Strawberries had started appearing on the cover of Cool Whip containers. Riggs went looking for other products that paired well with strawberries – chocolate dips, pie shells and daiquiris. Soon, strawberries were on boxes of Corn Flakes and Cheerios.
Every year, Riggs would make a pilgrimage to New York to visit the most popular women’s magazines. He’d talk to editors at Ladies’ Home Journal, Redbook and Good Housekeeping about the strawberry season and provide them with recipe ideas.
Today, Americans eat four times as many fresh strawberries as they did in the 1970s.
Growers now were locked in. Fumigants helped produce more strawberries and made an unforgiving business more certain.
The modern California strawberry industry had been built on the back of methyl bromide and chloropicrin. But the destruction of the ozone layer was about to threaten its very foundation.
***
Visit Rod Koda and it’s likely he’ll ask you, in his friendly, chuckling way, to spray the soles of your shoes with Lysol.
Koda’s Watsonville ranch is a sweeping, hilly expanse with a view of the Pacific Ocean that’s so picturesque, it feels like it should’ve been bought long ago by an elite country club or four-star hotel.
He, like most strawberry growers, is afraid of what lurks in the dirt. He’s not sure whose soil you’ve been traipsing around on or what kind of diseases you might be dragging in from some other growers’ fields.
That’s why methyl bromide’s so important to him. The stories of a past generation still haunt him: in the late 1950s, a plant disease called red stele swept through the area, forcing growers to abandon their land. The fungus infects the plant’s roots and either kills it or makes it less productive. Red stele can hang around in the soil for more than a decade.
Today, growers like Koda use fumigants pre-emptively every season to ward off potential problems. Methyl bromide is especially important in California, where growers say conditions – like the high cost of land and type of soil – make things dicey.
Strawberry growing is a high-risk, high-reward business. Fumigants help growers hedge that risk.
From a modest ocean-blue house on the western edge of the property, Koda raised three kids. He still lives there with his wife, who handles the farm’s finances.
Koda’s not too worried about the health impacts of living or working near fumigants.
“I’m still here. I haven’t mutated,” he joked.
Methyl bromide is a phantom gas. It’s odorless and colorless. Chemical companies manufacture it by distilling the reaction between two chemicals, methanol and hydrobromic acid. It also leaks out naturally in small amounts from algae and kelp.

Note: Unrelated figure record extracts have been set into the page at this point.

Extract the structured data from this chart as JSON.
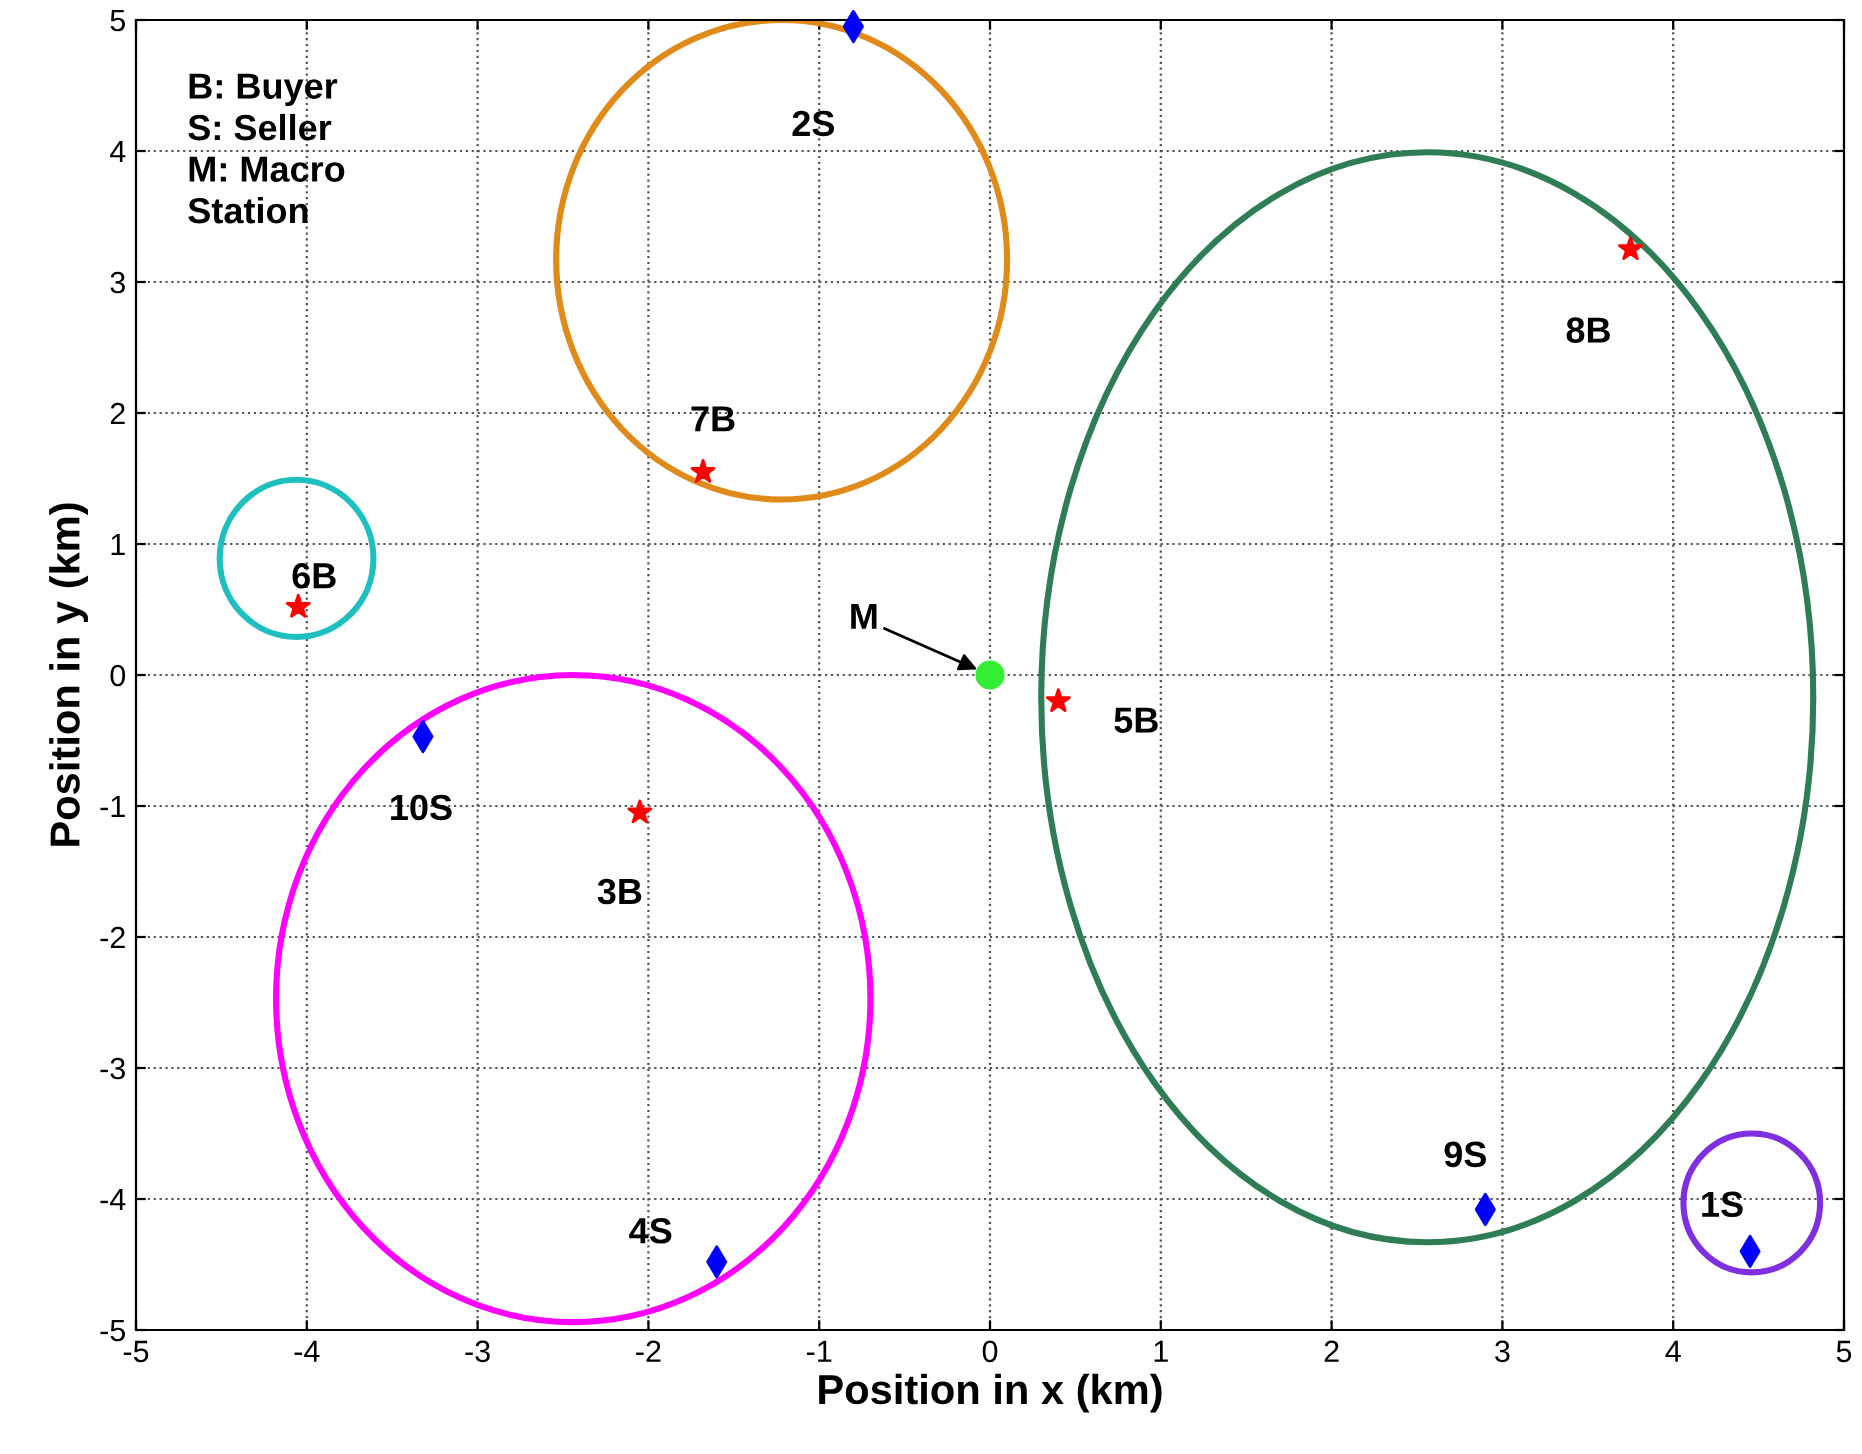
{
  "chart_data": {
    "type": "scatter",
    "xlabel": "Position in x (km)",
    "ylabel": "Position in y (km)",
    "xlim": [
      -5,
      5
    ],
    "ylim": [
      -5,
      5
    ],
    "xticks": [
      -5,
      -4,
      -3,
      -2,
      -1,
      0,
      1,
      2,
      3,
      4,
      5
    ],
    "yticks": [
      -5,
      -4,
      -3,
      -2,
      -1,
      0,
      1,
      2,
      3,
      4,
      5
    ],
    "grid": true,
    "series": [
      {
        "color": "#ff0000",
        "marker": "star",
        "x": [
          3.75,
          -1.68,
          -4.05,
          0.4,
          -2.05
        ],
        "values": [
          3.25,
          1.55,
          0.52,
          -0.2,
          -1.05
        ]
      },
      {
        "color": "#0000ff",
        "marker": "diamond",
        "x": [
          -0.8,
          -3.32,
          -1.6,
          2.9,
          4.45
        ],
        "values": [
          4.95,
          -0.47,
          -4.48,
          -4.08,
          -4.4
        ]
      },
      {
        "color": "#33ee33",
        "marker": "circle",
        "x": [
          0
        ],
        "values": [
          0
        ]
      }
    ],
    "annotations": [
      "B: Buyer\nS: Seller\nM: Macro\nStation",
      {
        "text": "8B",
        "x": 3.75,
        "y": 3.25
      },
      {
        "text": "7B",
        "x": -1.68,
        "y": 1.55
      },
      {
        "text": "6B",
        "x": -4.05,
        "y": 0.52
      },
      {
        "text": "5B",
        "x": 0.4,
        "y": -0.2
      },
      {
        "text": "3B",
        "x": -2.05,
        "y": -1.05
      },
      {
        "text": "2S",
        "x": -0.8,
        "y": 4.95
      },
      {
        "text": "10S",
        "x": -3.32,
        "y": -0.47
      },
      {
        "text": "4S",
        "x": -1.6,
        "y": -4.48
      },
      {
        "text": "9S",
        "x": 2.9,
        "y": -4.08
      },
      {
        "text": "1S",
        "x": 4.45,
        "y": -4.4
      },
      {
        "text": "M",
        "x": 0,
        "y": 0
      }
    ]
  }
}
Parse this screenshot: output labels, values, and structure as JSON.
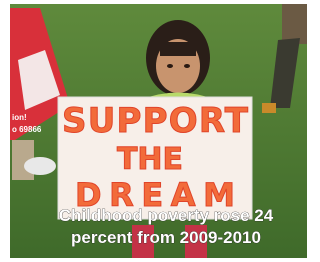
{
  "sign": {
    "lines": [
      "SUPPORT",
      "THE",
      "DREAM"
    ]
  },
  "left_sign": {
    "lines": [
      "ion!",
      "o 69866"
    ]
  },
  "caption": {
    "lines": [
      "Childhood poverty rose 24",
      "percent from 2009-2010"
    ]
  }
}
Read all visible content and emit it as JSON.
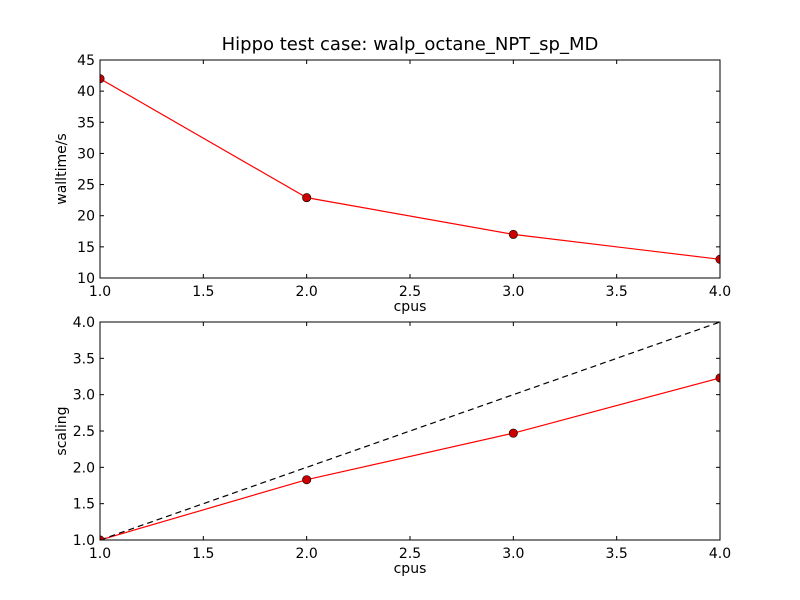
{
  "chart_data": [
    {
      "type": "line",
      "title": "Hippo test case: walp_octane_NPT_sp_MD",
      "xlabel": "cpus",
      "ylabel": "walltime/s",
      "xlim": [
        1.0,
        4.0
      ],
      "ylim": [
        10,
        45
      ],
      "xticks": [
        "1.0",
        "1.5",
        "2.0",
        "2.5",
        "3.0",
        "3.5",
        "4.0"
      ],
      "yticks": [
        "10",
        "15",
        "20",
        "25",
        "30",
        "35",
        "40",
        "45"
      ],
      "grid": false,
      "series": [
        {
          "x": [
            1,
            2,
            3,
            4
          ],
          "values": [
            42.0,
            22.9,
            17.0,
            13.0
          ],
          "color": "#ff0000",
          "marker": "circle",
          "marker_color": "#cc0000",
          "line": "solid"
        }
      ]
    },
    {
      "type": "line",
      "title": "",
      "xlabel": "cpus",
      "ylabel": "scaling",
      "xlim": [
        1.0,
        4.0
      ],
      "ylim": [
        1.0,
        4.0
      ],
      "xticks": [
        "1.0",
        "1.5",
        "2.0",
        "2.5",
        "3.0",
        "3.5",
        "4.0"
      ],
      "yticks": [
        "1.0",
        "1.5",
        "2.0",
        "2.5",
        "3.0",
        "3.5",
        "4.0"
      ],
      "grid": false,
      "series": [
        {
          "x": [
            1,
            2,
            3,
            4
          ],
          "values": [
            1.0,
            1.83,
            2.47,
            3.23
          ],
          "color": "#ff0000",
          "marker": "circle",
          "marker_color": "#cc0000",
          "line": "solid"
        },
        {
          "x": [
            1,
            4
          ],
          "values": [
            1.0,
            4.0
          ],
          "color": "#000000",
          "marker": "none",
          "line": "dashed"
        }
      ]
    }
  ]
}
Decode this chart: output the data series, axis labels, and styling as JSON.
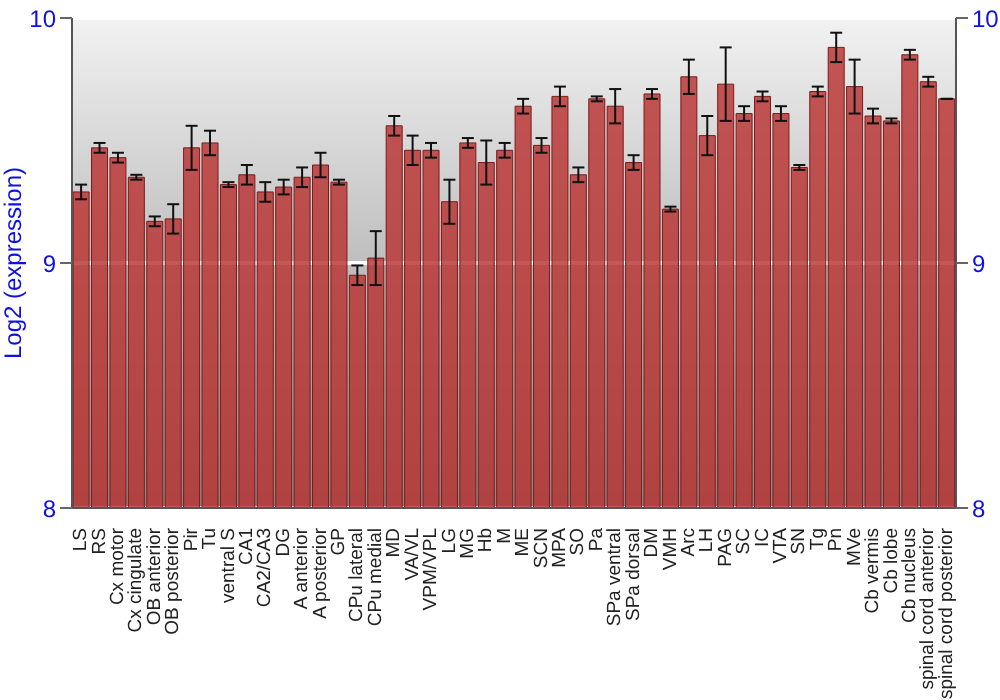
{
  "chart_data": {
    "type": "bar",
    "ylabel": "Log2 (expression)",
    "categories": [
      "LS",
      "RS",
      "Cx motor",
      "Cx cingulate",
      "OB anterior",
      "OB posterior",
      "Pir",
      "Tu",
      "ventral S",
      "CA1",
      "CA2/CA3",
      "DG",
      "A anterior",
      "A posterior",
      "GP",
      "CPu lateral",
      "CPu medial",
      "MD",
      "VA/VL",
      "VPM/VPL",
      "LG",
      "MG",
      "Hb",
      "M",
      "ME",
      "SCN",
      "MPA",
      "SO",
      "Pa",
      "SPa ventral",
      "SPa dorsal",
      "DM",
      "VMH",
      "Arc",
      "LH",
      "PAG",
      "SC",
      "IC",
      "VTA",
      "SN",
      "Tg",
      "Pn",
      "MVe",
      "Cb vermis",
      "Cb lobe",
      "Cb nucleus",
      "spinal cord anterior",
      "spinal cord posterior"
    ],
    "values": [
      9.29,
      9.47,
      9.43,
      9.35,
      9.17,
      9.18,
      9.47,
      9.49,
      9.32,
      9.36,
      9.29,
      9.31,
      9.35,
      9.4,
      9.33,
      8.95,
      9.02,
      9.56,
      9.46,
      9.46,
      9.25,
      9.49,
      9.41,
      9.46,
      9.64,
      9.48,
      9.68,
      9.36,
      9.67,
      9.64,
      9.41,
      9.69,
      9.22,
      9.76,
      9.52,
      9.73,
      9.61,
      9.68,
      9.61,
      9.39,
      9.7,
      9.88,
      9.72,
      9.6,
      9.58,
      9.85,
      9.74,
      9.67
    ],
    "errors": [
      0.03,
      0.02,
      0.02,
      0.01,
      0.02,
      0.06,
      0.09,
      0.05,
      0.01,
      0.04,
      0.04,
      0.03,
      0.04,
      0.05,
      0.01,
      0.04,
      0.11,
      0.04,
      0.06,
      0.03,
      0.09,
      0.02,
      0.09,
      0.03,
      0.03,
      0.03,
      0.04,
      0.03,
      0.01,
      0.07,
      0.03,
      0.02,
      0.01,
      0.07,
      0.08,
      0.15,
      0.03,
      0.02,
      0.03,
      0.01,
      0.02,
      0.06,
      0.11,
      0.03,
      0.01,
      0.02,
      0.02,
      null
    ],
    "color": "#b83232",
    "ylim": [
      8,
      10
    ],
    "yticks": [
      8,
      9,
      10
    ],
    "y2lim": [
      8,
      10
    ],
    "y2ticks": [
      8,
      9,
      10
    ],
    "grid": "y"
  }
}
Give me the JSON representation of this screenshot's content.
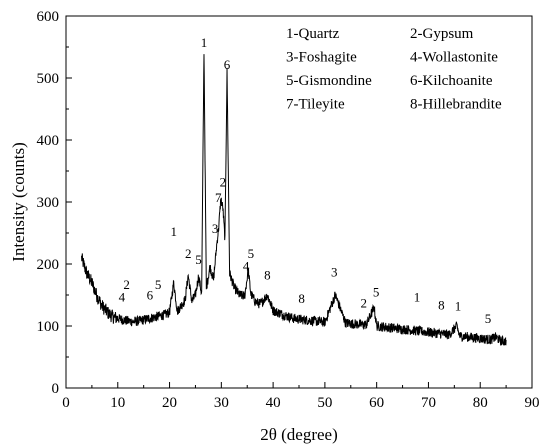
{
  "chart_data": {
    "type": "line",
    "xlabel": "2θ (degree)",
    "ylabel": "Intensity (counts)",
    "xlim": [
      0,
      90
    ],
    "ylim": [
      0,
      600
    ],
    "xticks": [
      "0",
      "10",
      "20",
      "30",
      "40",
      "50",
      "60",
      "70",
      "80",
      "90"
    ],
    "yticks": [
      "0",
      "100",
      "200",
      "300",
      "400",
      "500",
      "600"
    ],
    "grid": false,
    "legend_position": "top-right",
    "legend": [
      "1-Quartz",
      "2-Gypsum",
      "3-Foshagite",
      "4-Wollastonite",
      "5-Gismondine",
      "6-Kilchoanite",
      "7-Tileyite",
      "8-Hillebrandite"
    ],
    "series": [
      {
        "color": "#000000",
        "x": [
          3,
          4,
          5,
          6,
          7,
          8,
          9,
          10,
          11,
          12,
          13,
          14,
          15,
          16,
          17,
          18,
          19,
          20,
          20.8,
          21.5,
          22,
          23,
          23.6,
          24.3,
          25,
          25.6,
          26.2,
          26.65,
          27.1,
          27.8,
          28.5,
          29.1,
          29.5,
          29.9,
          30.3,
          30.7,
          31.1,
          31.6,
          32.5,
          33.5,
          34.5,
          35.2,
          35.7,
          36.5,
          37.5,
          38.9,
          40,
          42,
          44,
          46,
          48,
          50,
          52,
          54,
          56,
          58,
          59.5,
          60,
          62,
          64,
          66,
          68,
          70,
          72,
          74,
          75.5,
          76,
          78,
          80,
          82,
          83,
          84,
          85
        ],
        "y": [
          210,
          185,
          170,
          148,
          132,
          122,
          115,
          112,
          110,
          108,
          107,
          108,
          110,
          112,
          114,
          116,
          118,
          122,
          170,
          124,
          130,
          142,
          182,
          140,
          150,
          180,
          152,
          545,
          160,
          196,
          175,
          230,
          260,
          305,
          290,
          240,
          510,
          185,
          162,
          150,
          148,
          190,
          152,
          140,
          135,
          150,
          125,
          118,
          112,
          110,
          108,
          106,
          150,
          105,
          103,
          102,
          130,
          100,
          98,
          96,
          94,
          92,
          90,
          88,
          86,
          100,
          84,
          82,
          80,
          78,
          82,
          76,
          75
        ]
      }
    ],
    "annotations": [
      {
        "text": "1",
        "x": 26.65,
        "y": 545
      },
      {
        "text": "6",
        "x": 31.1,
        "y": 510
      },
      {
        "text": "2",
        "x": 30.3,
        "y": 320
      },
      {
        "text": "7",
        "x": 29.4,
        "y": 295
      },
      {
        "text": "3",
        "x": 28.8,
        "y": 245
      },
      {
        "text": "1",
        "x": 20.8,
        "y": 240
      },
      {
        "text": "2",
        "x": 23.6,
        "y": 205
      },
      {
        "text": "5",
        "x": 25.6,
        "y": 195
      },
      {
        "text": "5",
        "x": 35.7,
        "y": 205
      },
      {
        "text": "4",
        "x": 34.8,
        "y": 185
      },
      {
        "text": "8",
        "x": 38.9,
        "y": 170
      },
      {
        "text": "8",
        "x": 45.5,
        "y": 132
      },
      {
        "text": "3",
        "x": 51.8,
        "y": 175
      },
      {
        "text": "5",
        "x": 59.9,
        "y": 143
      },
      {
        "text": "2",
        "x": 57.5,
        "y": 125
      },
      {
        "text": "1",
        "x": 67.8,
        "y": 135
      },
      {
        "text": "8",
        "x": 72.5,
        "y": 122
      },
      {
        "text": "1",
        "x": 75.7,
        "y": 120
      },
      {
        "text": "5",
        "x": 81.5,
        "y": 100
      },
      {
        "text": "2",
        "x": 11.7,
        "y": 155
      },
      {
        "text": "4",
        "x": 10.8,
        "y": 135
      },
      {
        "text": "5",
        "x": 17.8,
        "y": 155
      },
      {
        "text": "6",
        "x": 16.2,
        "y": 138
      }
    ]
  }
}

Once the fields are cleared of last season’s strawberry plants, the manufactured version is combined with another chemical like chloropicrin and pumped more than a foot deep into the soil by a hulking metal tractor that looks like a Zamboni outfitted with a bunch of gigantic tattoo guns.
The gas courses through the soil, killing weeds, fungi and bacteria. It’s so potent that nothing can be planted for almost two weeks afterward or it, too, will die.
Inevitably, some of that highly toxic gas escapes. Workers and neighbors can breathe it in, giving them headaches or making them vomit. Studies have found a connection between living and working near these chemicals and developing neurological and reproductive problems. But in the 1970s, the main concern was what happened when that gas drifted up into the atmosphere.
Humans had begun to learn that the chemicals they used to keep their refrigerators cold and their bangs tall were creating a hole in the ozone layer. A depleted ozone layer could lead to increased skin cancer risk and damage plants and marine life.
Methyl bromide, too, was blamed for between 5 and 10% of the ozone depletion.
Eventually, the nations of the world banded together to take action, signing the Montreal Protocol in 1987. Five years later, methyl bromide became the only pesticide to be banned by the treaty.